The main objective of our research is to propose and evaluate different scheduling strategies for elastic applications under different workloads. We have proposed three different scheduling algorithms, and for every algorithm, we have proposed six candidate selection techniques to prioritize shrinkable jobs. We have evaluated the proposed algorithms using modified workload traces from real systems as well as synthetic workloads. The following are the main observations from our study: 1) With the increased workload, the difference in performance improvement between the proposed candidate selection techniques becomes insignificant. 2) The impact of elasticity not only depends on the number of elastic jobs but also depends on their distribution over time in the workload. The more uniform the distribution of elastic jobs over time is, the more constant the improvement will be with the increase in elasticity. 3) We have observed that even with 100% flexibility, 100% utilization can not be achieved. Adaptation and negotiation overhead limits the maximum achievable utilization. 4) In all cases, workload with elastic applications improves both system and application performance compared to the same workload with rigid workload only. 5) Even with a very small percentage of elasticity (as low as 10%), both system and application performance improved.
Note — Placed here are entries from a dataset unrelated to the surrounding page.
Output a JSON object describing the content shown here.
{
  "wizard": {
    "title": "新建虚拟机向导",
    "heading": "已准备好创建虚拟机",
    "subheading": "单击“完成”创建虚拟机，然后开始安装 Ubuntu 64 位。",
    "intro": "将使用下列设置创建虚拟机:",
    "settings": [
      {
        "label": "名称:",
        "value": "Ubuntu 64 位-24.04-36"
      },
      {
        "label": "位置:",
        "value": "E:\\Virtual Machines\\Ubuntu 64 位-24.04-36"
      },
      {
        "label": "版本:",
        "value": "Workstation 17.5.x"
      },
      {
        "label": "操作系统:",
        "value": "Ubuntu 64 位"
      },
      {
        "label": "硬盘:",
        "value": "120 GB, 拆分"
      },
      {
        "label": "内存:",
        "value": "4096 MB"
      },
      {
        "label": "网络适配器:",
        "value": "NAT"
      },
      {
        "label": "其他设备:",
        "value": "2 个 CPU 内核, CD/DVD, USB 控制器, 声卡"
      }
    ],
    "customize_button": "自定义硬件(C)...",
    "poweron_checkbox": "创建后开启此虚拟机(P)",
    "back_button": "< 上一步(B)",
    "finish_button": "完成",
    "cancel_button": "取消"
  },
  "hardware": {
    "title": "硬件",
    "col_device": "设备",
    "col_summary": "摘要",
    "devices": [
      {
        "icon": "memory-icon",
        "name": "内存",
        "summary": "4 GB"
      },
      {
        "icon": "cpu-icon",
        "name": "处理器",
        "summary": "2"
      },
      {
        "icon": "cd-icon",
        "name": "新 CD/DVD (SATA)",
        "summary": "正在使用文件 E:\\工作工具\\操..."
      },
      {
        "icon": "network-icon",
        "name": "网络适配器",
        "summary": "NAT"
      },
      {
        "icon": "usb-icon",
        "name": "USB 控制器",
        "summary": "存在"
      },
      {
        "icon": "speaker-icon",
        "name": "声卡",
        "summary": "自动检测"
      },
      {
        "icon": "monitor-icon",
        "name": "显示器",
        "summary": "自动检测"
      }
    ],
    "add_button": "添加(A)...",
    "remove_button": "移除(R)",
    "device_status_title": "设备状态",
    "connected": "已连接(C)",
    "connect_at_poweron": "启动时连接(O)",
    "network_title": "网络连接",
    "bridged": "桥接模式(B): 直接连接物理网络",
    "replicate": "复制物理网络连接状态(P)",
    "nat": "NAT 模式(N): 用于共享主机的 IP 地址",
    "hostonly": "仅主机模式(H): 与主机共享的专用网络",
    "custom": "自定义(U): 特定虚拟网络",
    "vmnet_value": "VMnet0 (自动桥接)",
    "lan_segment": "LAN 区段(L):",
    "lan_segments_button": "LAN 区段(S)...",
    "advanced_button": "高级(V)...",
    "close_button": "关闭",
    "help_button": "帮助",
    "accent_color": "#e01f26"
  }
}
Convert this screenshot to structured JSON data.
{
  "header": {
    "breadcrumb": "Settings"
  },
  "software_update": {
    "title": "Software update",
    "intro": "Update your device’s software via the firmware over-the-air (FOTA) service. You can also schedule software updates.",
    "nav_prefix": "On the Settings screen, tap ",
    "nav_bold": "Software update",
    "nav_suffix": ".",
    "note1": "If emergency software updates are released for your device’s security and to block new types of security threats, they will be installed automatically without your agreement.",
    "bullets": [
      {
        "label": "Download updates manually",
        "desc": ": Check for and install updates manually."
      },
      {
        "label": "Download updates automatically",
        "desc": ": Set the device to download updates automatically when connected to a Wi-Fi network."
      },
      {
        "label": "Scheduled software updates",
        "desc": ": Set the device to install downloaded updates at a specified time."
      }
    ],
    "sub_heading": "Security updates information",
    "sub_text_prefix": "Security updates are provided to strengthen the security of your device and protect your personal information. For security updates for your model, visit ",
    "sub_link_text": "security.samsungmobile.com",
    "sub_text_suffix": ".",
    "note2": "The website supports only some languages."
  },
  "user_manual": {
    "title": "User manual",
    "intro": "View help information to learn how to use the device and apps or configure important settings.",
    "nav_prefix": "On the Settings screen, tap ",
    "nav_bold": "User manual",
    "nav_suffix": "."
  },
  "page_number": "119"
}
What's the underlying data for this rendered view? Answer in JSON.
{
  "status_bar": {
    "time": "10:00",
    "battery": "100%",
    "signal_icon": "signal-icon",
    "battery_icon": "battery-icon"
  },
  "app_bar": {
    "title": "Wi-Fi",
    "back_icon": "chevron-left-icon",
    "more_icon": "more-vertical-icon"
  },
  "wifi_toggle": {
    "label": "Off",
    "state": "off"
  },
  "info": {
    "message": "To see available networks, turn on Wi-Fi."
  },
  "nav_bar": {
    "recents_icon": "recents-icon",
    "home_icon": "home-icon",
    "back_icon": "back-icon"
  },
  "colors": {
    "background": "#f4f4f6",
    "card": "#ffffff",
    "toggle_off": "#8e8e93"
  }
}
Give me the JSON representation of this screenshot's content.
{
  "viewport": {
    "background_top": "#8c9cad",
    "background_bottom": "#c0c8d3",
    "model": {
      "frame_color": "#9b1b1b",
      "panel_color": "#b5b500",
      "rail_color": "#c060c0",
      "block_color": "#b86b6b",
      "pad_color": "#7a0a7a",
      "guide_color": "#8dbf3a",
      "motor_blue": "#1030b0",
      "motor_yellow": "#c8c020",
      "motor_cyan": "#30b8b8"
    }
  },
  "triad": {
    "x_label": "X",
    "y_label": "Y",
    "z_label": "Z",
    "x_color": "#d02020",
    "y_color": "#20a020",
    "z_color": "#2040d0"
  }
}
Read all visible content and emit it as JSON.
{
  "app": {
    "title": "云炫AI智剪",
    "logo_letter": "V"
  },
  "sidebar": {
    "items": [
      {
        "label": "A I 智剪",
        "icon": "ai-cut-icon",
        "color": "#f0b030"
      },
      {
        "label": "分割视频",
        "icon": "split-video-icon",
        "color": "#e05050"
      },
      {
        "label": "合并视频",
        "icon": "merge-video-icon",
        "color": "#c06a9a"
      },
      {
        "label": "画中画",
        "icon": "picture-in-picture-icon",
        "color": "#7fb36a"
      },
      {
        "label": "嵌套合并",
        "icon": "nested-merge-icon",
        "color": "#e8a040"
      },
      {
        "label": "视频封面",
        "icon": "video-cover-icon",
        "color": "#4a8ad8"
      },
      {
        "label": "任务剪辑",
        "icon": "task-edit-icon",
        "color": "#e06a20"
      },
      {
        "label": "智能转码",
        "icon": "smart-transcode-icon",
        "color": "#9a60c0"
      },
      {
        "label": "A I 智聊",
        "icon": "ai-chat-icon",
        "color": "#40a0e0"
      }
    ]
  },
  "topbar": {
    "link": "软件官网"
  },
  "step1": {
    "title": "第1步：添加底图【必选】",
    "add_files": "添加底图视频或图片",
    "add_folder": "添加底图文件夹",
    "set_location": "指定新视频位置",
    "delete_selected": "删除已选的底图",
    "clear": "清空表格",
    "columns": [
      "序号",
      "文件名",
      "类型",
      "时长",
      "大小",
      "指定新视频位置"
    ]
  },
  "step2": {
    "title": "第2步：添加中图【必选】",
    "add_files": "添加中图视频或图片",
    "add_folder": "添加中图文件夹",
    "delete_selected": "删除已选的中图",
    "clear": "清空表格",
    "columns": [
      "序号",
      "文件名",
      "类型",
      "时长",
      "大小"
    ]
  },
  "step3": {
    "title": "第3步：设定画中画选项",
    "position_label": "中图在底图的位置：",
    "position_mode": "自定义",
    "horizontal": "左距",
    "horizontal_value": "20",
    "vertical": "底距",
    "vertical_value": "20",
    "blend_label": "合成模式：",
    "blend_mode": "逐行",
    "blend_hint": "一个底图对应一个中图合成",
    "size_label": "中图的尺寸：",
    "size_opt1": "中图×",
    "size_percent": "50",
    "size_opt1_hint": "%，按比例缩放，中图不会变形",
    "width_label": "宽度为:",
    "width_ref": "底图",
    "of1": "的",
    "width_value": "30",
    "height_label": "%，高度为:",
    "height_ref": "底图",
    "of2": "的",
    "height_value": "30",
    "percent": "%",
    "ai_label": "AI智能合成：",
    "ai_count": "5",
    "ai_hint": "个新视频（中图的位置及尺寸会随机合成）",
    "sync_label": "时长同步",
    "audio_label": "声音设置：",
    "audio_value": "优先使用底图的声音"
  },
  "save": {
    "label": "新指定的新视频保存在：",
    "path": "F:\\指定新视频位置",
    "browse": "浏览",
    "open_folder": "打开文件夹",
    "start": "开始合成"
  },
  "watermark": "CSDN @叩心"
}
One of the limitations of the study is that the HPC systems we derived the workload traces for our simulation no longer represent current large HPC systems such ORNL Summit, Fugaku, etc., or upcoming systems like ORNL Frontier. In addition, simulation parameters such as adaptation cost used for simulation were derived from educated estimates based on sample runs of an iterative structured grid application running on a medium-size cluster. Experiments with the real application at scale should be used to estimate the value of such parameters. These limitations are mostly due to time, effort, allocation and access to large HPC systems, and availability of real workload traces from systems like Summit. Our planned future work includes: 1) investigating candidate selection policies for job expansion, 2) the impact of the ratio of malleable and evolving jobs in the workload on performance (all our workload has 50% malleable 50% evolving). It is difficult to estimate the execution time of an application if the number of processors is changed in the middle of execution. There exists some model to estimate the total execution time of an application on different sets of processors [2, 22]. Further exploration/extension of such models for estimation of execution time on a different number of processors can be investigated.